Manchester’s music scene has always rolled with a self-confident swagger. So it’s no surprise that approval for a new £110m arts venue in the city was accompanied by boasts that its arrival would make Manchester the “cultural capital of the world.”
The legacy of Tony Wilson, the broadcaster and music mogul who nurtured bands including New Order and Happy Mondays, has been secured with the approval of The Factory project, a major new arts hub located at the former Granada Studios site.
Named after Factory records, the independent label founded by Wilson, who died in 2007, the new venue will hold up to 5,000 people and provide a permanent home for the Manchester International Festival. The flexible space can be transformed from a seated theatre to a standing environment suitable for a wide range of art forms.
The Project was secured after the Government pledged £78 million in last year's Autumn statement, as part of its Northern Powerhouse initiative.
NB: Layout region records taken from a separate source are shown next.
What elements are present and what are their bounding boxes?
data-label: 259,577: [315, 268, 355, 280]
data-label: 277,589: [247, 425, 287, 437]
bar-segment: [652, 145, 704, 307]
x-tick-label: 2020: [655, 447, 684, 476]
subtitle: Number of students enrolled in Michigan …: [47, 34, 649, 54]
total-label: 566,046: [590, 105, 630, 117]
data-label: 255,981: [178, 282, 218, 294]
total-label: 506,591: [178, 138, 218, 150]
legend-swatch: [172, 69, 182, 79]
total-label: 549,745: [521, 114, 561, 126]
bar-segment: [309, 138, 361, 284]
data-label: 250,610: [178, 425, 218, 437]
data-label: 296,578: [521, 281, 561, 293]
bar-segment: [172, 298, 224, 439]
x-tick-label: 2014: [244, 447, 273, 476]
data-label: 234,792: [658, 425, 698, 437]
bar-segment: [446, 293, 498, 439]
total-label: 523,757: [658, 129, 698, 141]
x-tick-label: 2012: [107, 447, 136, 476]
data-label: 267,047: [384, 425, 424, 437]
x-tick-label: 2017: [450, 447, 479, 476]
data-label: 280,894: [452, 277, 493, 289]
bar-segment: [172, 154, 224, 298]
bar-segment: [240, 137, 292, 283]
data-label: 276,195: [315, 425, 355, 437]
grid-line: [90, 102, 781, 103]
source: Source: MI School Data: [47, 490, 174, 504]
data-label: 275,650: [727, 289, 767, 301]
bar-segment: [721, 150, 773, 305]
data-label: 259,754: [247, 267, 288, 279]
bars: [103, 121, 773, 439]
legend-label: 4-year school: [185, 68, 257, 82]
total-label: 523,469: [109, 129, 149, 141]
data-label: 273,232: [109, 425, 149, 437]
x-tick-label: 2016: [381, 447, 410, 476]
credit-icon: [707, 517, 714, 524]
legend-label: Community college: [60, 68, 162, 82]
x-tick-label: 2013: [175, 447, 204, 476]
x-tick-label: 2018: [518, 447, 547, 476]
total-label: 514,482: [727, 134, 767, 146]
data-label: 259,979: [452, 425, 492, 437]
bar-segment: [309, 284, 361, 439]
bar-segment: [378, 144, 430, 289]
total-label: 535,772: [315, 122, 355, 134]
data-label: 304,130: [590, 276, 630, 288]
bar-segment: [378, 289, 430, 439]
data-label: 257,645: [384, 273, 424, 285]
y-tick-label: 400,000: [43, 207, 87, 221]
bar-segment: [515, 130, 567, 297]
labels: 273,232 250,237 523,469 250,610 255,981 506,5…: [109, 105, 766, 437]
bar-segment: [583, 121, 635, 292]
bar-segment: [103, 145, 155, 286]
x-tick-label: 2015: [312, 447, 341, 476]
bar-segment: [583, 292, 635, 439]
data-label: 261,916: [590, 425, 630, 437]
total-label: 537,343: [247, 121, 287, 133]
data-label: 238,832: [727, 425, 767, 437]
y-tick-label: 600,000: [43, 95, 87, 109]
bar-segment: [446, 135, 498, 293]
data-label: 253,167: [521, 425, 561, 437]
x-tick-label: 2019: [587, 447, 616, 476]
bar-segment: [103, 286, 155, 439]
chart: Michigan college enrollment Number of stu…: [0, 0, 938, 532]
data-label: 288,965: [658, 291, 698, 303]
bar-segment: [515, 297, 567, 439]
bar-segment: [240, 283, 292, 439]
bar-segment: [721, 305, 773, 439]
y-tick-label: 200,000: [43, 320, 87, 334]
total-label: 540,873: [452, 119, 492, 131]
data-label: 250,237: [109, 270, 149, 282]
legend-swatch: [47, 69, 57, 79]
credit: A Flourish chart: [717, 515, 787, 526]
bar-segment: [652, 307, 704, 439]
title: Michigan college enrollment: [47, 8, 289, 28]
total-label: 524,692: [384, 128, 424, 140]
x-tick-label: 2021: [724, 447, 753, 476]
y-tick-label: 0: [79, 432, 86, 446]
Chancellor George Osborne said “anyone who is a child of the 80s” would welcome the investment, prompting speculation that he had once joined the ravers who made a pilgrimage to the Hacienda nightclub in his youth.
The venue, approved at a Manchester City Council meeting on 29 July, is scheduled to open in July 2019. Councillor Rosa Battle, executive member for culture and leisure, claimed that The Factory would make Manchester the cultural capital of the UK “if not the world”.
Located at the heart of a new creative village, St John's, in the former Granada Studios site in Manchester city centre, the Factory, together with the MediaCityUK development at Salford Quays which now houses many BBC services, will help cement the cultural reputation of a city which has prided itself on artistic regeneration.
The Factory Project was given a warm welcome by Peter Hook, bassist with Joy Division and New Order, the Factory label’s most significant acts. “Undoubtedly what Tony did with the Hacienda and Factory is going to stay with Manchester forever so it’s a wonderful compliment for someone like George Osborne to use that as the starting point for the next catalyst,” Hook told the Manchester Evening News.
The theatre’s location on the former ITV site was particularly appropriate since Wilson used his Granada TV role to bring emerging bands to a new audience, Hook said.
The St John’s neighbourhood - which a report says will "create vibrancy similar to Covent Garden in London" - covers six hectares and promises to incorporate 15,000 sq m of “creative performance space”.
“There's a real buzz around the city's creative scene,” Councillor Battle said. “The Factory will be an amazing class ultra-flexible space to compare with the best in the globe - attracting the best artists from around the world and audiences from all over the country and beyond as well as supporting home-grown talent.”
The Factory will “commission works in partnership with leading national and international organisations - not competing with existing venues.”
It is anticipated that the new arts centre will act as a catalyst, encouraging other creative industries and specialist suppliers to cluster around it, establishing Manchester as the country's most significant arts and cultural employment centre outside London.